I think I’ve fixed everything left to be fixed in block placement, and I would really like for it to be on by default in 3.1:
- I’ve been testing this as thoroughly as I can across a large amount of real-world code, so it shouldn’t be too flaky.
- The code has been checked in and reviewed previously.
- It completes a significant missing feature in LLVM with builtin_expect.
- It “fixes” some of the regressions introduced with the inlining work by more effectively ensuring the loops are laid out correctly. (yacr2 specifically exhibited this problem)
- I see more positive movement in performance than negative, but that may be an artifact of the testing I’ve been doing.
I’m planning to check in a change to enable it by default later tonight (PST) and hopefully allow nightly testers to run through it and report any significant problems it introduces. It should be relatively easy to revert if folks are opposed to it being in 3.1, or if the testers turn up any problems*.

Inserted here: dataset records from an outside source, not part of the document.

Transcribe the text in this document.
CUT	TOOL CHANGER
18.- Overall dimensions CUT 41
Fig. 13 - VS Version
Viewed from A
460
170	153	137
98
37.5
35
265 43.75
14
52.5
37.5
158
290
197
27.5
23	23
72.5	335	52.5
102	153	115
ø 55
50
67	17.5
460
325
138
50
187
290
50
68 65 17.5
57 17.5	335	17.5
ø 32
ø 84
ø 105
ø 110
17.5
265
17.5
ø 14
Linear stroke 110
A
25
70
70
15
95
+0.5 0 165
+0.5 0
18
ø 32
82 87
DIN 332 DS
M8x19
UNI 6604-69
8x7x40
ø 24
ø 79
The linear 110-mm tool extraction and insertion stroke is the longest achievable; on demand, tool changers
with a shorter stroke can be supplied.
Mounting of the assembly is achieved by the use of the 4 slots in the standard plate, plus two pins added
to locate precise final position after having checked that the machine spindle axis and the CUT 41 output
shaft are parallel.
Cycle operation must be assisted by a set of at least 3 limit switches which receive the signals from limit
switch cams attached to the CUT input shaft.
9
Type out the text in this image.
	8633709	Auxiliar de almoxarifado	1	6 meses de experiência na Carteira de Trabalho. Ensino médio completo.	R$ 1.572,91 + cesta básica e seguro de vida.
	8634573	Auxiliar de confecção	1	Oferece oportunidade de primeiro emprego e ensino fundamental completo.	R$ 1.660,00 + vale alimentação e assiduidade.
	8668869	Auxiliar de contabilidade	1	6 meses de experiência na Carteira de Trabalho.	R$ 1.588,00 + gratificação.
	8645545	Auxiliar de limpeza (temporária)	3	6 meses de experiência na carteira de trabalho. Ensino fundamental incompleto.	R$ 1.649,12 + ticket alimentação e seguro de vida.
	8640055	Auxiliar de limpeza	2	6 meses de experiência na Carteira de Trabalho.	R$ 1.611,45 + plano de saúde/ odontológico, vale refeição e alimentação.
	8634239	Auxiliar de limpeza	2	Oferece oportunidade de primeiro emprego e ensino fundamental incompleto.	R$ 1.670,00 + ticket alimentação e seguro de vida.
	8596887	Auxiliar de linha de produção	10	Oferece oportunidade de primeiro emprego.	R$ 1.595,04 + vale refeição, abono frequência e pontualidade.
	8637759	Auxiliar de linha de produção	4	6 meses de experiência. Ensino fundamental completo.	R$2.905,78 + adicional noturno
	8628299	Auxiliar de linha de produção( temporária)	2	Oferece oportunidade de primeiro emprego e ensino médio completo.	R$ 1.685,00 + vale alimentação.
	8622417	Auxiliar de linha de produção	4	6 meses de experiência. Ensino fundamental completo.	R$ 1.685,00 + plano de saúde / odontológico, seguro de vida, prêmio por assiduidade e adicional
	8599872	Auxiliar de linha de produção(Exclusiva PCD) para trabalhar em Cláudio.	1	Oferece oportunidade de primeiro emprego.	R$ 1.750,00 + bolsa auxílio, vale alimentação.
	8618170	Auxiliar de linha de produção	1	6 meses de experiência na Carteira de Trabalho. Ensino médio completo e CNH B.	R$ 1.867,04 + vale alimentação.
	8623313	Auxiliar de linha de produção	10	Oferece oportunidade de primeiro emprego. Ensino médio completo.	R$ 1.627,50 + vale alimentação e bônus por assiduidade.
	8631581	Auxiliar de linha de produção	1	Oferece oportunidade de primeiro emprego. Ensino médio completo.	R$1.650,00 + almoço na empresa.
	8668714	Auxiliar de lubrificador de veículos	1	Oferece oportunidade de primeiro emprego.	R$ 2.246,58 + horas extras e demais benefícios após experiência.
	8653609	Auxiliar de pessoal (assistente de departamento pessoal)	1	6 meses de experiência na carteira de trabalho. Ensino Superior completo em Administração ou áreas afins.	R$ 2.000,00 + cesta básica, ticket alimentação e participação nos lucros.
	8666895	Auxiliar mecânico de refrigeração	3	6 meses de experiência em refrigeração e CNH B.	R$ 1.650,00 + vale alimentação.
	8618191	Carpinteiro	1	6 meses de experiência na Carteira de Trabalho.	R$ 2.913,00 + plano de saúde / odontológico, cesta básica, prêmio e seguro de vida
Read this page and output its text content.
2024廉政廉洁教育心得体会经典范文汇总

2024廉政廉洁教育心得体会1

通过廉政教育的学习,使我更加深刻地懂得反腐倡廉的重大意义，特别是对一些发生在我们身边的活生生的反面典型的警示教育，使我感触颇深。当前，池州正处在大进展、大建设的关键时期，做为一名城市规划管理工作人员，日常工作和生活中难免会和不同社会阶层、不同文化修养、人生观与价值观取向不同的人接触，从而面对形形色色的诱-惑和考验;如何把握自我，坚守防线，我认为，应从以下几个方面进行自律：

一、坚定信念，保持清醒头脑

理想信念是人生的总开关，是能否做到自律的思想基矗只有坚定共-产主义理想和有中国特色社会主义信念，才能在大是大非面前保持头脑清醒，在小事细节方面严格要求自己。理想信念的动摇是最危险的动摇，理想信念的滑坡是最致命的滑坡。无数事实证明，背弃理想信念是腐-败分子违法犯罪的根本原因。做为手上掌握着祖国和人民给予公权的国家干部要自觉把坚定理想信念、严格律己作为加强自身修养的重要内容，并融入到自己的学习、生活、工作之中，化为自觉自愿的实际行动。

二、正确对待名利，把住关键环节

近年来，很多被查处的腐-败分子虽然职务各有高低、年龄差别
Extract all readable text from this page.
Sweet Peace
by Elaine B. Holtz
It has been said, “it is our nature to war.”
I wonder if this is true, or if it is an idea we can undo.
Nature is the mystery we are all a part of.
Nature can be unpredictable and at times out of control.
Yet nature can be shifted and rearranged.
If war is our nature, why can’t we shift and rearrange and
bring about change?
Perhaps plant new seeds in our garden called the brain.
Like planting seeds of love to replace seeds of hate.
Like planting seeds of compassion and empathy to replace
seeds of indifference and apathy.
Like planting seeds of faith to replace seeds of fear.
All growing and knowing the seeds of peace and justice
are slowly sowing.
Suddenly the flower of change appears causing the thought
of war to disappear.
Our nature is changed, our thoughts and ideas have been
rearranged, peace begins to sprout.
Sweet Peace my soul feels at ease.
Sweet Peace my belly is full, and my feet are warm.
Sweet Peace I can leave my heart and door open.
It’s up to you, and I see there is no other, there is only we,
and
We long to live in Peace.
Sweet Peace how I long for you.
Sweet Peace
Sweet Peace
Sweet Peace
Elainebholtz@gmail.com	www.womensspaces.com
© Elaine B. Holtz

Thoughts? Others agree with turning it on? Strong desire for it to be delayed until after the branch? I do understand the desire to avoid last minute features… I just wasn’t able to isolate the single big performance regression I saw until today, despite working on it for two weeks… :: sigh ::
[*]: There is one problem I’m ready for – the code is very assert heavy. FNT runs on other architectures may turn up other invalid asserts. I’ll be watching build bots for this case.